Le management de la santé au travail

Le travail émotionnel

Il arrive parfois qu'une entreprise demande à ses salariés d'exprimer dans certaines situations tel ou tel type de comportement. Ils doivent adopter certaines attitudes émotionnelles vis-à-vis des personnes avec lesquelles ils se trouvent en interaction dans le cadre de leur travail (leurs collègues, leurs clients ou leurs patients, etc.).

Il est ainsi demandé aux salariés de maîtriser leurs émotions ou d'adopter tel ou tel type de réaction. L'exemple le plus souvent cité est celui des hôtesses de l'air à qui on demande expressément d'être souriantes pour ne pas inquiéter les passagers.

L'intensification du travail peut entraîner pression et surcharge cognitive ainsi que le développement des technologies de communication (e-mail, téléphone portable) qui peuvent obliger à suivre plusieurs séries d'activités en parallèle. Lorsque les capacités pour traiter l'information sont auto-estimées insuffisantes, l'individu se sent débordé, voire noyé, sous la masse de ce qu'il y a à gérer dans la situation, au niveau attentionnel, cognitif ou autre, et cela génère des émotions négatives.

Pour améliorer les situations de travail dans une perspective ergonomique, il est essentiel de cerner quelles sont les sources d'inconfort émotionnel, pour travailler ensuite à améliorer les situations. L'origine de l'inconfort émotionnel est de nature sociocognitive et correspond à des processus que l'on retrouve dans des situations d'activité variées.

Cahour (2010) a identifié plusieurs sources d'inconfort émotionnel qui comptent parmi les principales : la perte de contrôle, la surcharge (notamment attentionnelle), les relations conflictuelles et l'image de soi menacée.

La plupart des gens ont besoin de maintenir une illusion de contrôle. On montre par exemple, que les patients autorisés à appuyer sur un bouton afin de stopper la «roulette » du dentiste restent plus détendus et satisfaits que les autres, mêmes s'ils n'utilisent jamais cette permission.

La perception est malléable et peut être conditionnée par des phénomènes attentionnels. Ceux-ci nous empêchent parfois de voir un changement dans une situation qui nécessiterait une modification du comportement. Certaines personnes peuvent être sanctionnées par les forces de l'ordre parce qu'elles sont engagées dans un sens interdit sur une route pourtant habituelle. Elles seront alors étonnées d'apprendre que cette signalisation était installée depuis plus d'une semaine...

Ce que nous percevons n'est pas la réalité mais une reconstruction de la réalité. Par exemple, après avoir lu la phrase : « attention à la peinture fraîche » certaines personnes ne remarquent pas la faute qui s'y trouve.
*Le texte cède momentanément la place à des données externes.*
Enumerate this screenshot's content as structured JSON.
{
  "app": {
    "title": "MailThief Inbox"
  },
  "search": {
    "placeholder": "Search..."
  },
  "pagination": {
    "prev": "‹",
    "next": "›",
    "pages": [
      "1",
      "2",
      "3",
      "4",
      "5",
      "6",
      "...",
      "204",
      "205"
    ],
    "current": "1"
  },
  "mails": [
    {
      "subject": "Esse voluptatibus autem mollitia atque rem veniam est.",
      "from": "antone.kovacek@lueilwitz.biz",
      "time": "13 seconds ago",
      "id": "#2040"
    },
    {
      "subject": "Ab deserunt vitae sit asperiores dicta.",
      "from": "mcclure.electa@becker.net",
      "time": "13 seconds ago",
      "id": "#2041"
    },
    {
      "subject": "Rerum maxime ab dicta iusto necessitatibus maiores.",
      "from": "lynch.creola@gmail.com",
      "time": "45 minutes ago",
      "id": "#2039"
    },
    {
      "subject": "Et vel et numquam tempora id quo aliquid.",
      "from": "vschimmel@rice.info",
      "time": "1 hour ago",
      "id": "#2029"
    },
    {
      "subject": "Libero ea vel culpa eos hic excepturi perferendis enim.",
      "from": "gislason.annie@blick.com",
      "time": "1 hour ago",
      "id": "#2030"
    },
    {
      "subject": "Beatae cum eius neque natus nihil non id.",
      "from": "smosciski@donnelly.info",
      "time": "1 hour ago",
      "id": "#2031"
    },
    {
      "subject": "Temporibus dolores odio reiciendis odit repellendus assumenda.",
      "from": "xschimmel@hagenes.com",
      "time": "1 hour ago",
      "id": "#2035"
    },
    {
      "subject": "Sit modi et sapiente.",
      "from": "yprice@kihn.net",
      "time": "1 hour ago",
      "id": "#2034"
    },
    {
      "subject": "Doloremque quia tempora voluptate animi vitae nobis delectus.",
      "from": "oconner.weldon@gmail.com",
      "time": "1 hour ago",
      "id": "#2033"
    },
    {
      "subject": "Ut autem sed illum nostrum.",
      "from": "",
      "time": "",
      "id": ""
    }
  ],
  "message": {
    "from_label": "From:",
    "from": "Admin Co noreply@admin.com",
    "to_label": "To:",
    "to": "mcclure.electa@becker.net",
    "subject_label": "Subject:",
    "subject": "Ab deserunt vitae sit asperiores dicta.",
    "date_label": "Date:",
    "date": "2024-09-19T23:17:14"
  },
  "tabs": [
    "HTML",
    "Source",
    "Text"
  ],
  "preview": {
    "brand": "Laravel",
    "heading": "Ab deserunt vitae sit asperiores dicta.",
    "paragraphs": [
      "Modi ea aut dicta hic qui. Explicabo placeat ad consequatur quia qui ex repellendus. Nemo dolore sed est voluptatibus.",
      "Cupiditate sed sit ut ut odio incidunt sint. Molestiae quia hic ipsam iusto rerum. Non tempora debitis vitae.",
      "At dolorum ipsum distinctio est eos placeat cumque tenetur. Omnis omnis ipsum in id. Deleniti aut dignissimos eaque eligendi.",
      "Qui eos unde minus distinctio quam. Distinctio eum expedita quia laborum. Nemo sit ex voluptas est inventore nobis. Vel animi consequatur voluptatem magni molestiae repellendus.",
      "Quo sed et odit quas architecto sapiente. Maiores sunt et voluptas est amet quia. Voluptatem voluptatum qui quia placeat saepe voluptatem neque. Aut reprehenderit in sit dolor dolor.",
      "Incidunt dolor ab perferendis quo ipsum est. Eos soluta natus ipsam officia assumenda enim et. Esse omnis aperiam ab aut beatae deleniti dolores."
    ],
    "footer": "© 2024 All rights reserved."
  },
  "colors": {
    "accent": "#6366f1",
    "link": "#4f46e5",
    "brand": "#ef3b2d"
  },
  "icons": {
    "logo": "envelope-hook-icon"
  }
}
Dans son ouvrage fondateur «The Managed Heart» (1983), Hochschild s'intéresse à la question du travail émotionnel, et montre qu'il est possible d'identifier des «règles émotionnelles» («feeling rules»).

Selon lui, gérer les émotions, c'est maîtriser l'intensité (niveau de l'émotion), la polarité (émotion négative ou positive) ou encore la durabilité et le contenu (la nature) de l'émotion dans sa composante la plus élaborée, à savoir la composante expérientielle subjective, c'est à dire ce que les individus éprouvent consciemment, ce qu'ils disent ressentir.

Par « travail émotionnel », Hochschild désigne donc l'acte par lequel on essaie de « changer » le degré ou la qualité d'une émotion ou d'un sentiment. Le travail émotionnel désigne l'effort : « « Je me suis préparé mentalement... J'ai écrasé ma colère... J'ai essayé très fort de ne pas être déçu... Je me suis forcé d'avoir du bon temps...J'ai tenté de me sentir reconnaissant...J'ai détruit l'espoir qui brûlait en moi. » » Il y a aussi la forme passive, par exemple, « « Je me suis finalement laissé aller à la tristesse » ».

Il existe diverses techniques de travail émotionnel.

L'une d'elles est cognitive : c'est la tentative de changer les images, les idées ou les pensées dans le but de changer les sentiments qui y sont rattachés.

Une deuxième est corporelle : c'est la tentative de changer les symptômes somatiques ou d'autres symptômes physiques des émotions (par exemple, essayer de respirer plus lentement, essayer de ne pas trembler).

Troisièmement, il y a le travail émotionnel expressif où il s'agit de tenter de changer d'expressivité pour changer de sentiment intérieur (par exemple, tenter de sourire ou de pleurer). Cette technique se distingue du simple affichage, au sens où elle vise à agir réellement sur le sentiment pour le changer. Elle se distingue du travail émotionnel corporel, au sens où l'individu essaie de modifier ou de façonner l'une ou l'autre des voies de communication classiques qui servent à exprimer les sentiments.